Daily reports about government and private firms’ computer systems coming under attack have highlighted the importance of defending NATO computer networks, particularly systems which are used to coordinate military actions among the 28 allies.
The Pentagon accused China this month of using cyber espionage to modernize its military, which Beijing denied. The Washington Post said this week that Chinese hackers have gained access to designs of more than two dozen major U.S. weapons systems.
Electronic attacks could be used to knock out military communications and disable key infrastructure to soften a country up for a conventional military strike.
NATO systems face “regular” computer attacks, according to Secretary-General Anders Fogh Rasmussen.

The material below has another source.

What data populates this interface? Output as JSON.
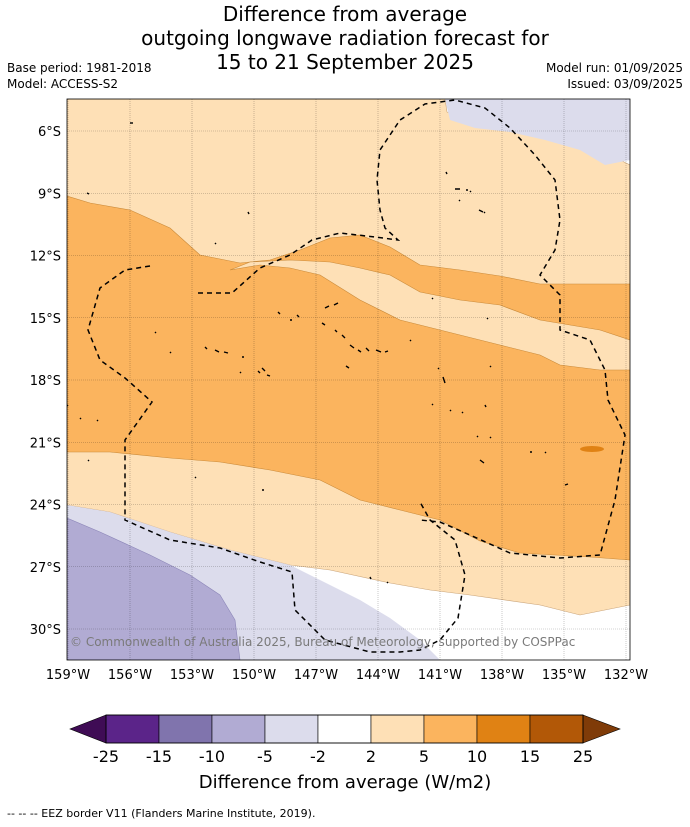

“So far we have successfully protected our systems. And we will continue to develop and to strengthen our cyber-security,” Rasmussen said in March.
NATO defense ministers, including U.S. Secretary Chuck Hagel, meet on the issue in Brussels on Tuesday and Wednesday.
“The challenge evolves all the time – probably more exponentially than any other type of threat that we face at the moment – and therefore we have to make certain that NATO keeps pace with that evolving threat,” said a senior NATO official, speaking on condition of anonymity.
NATO was alerted to the threat of cyber attacks in 2007, when NATO member Estonia’s Internet network was paralyzed by an electronic attack that Estonia blamed on Russia.
The incident prompted NATO to review its readiness to defend against cyber warfare. NATO’s cyber defense centre of excellence, which offers expertise on cyber defense to allies, is based in Tallinn, the Estonian capital.
The alliance approved a revised cyber defense policy and an action plan to strengthen defenses in 2011. It is also working to bring cyber defense into NATO’s normal planning process in the same way as aircraft or other military capabilities.
From this year, all NATO allies are committed to introducing a national policy on cyber defense, a national cyber defense authority and an instant response capability to cyber threats.
The main focus of the alliance itself is on protecting its own information systems. It says it is not developing offensive capabilities.
A debate is under way about how much help NATO should give to individual allies.
“While bigger allies may have a sufficient capacity to protect their own systems against cyber-attacks … small allies maybe don’t,” Rasmussen said in March. “In that case, I think we should have a capacity to help allies that request our assistance,” he said.
But one NATO diplomat said large allies, such as the United States, Britain, France and Germany, disagree.
NATO has also been looking at whether it needs to expand its role in protecting vital infrastructure such as ports, electricity grids or pipelines, fearing they are vulnerable to attacks from terrorists or hackers.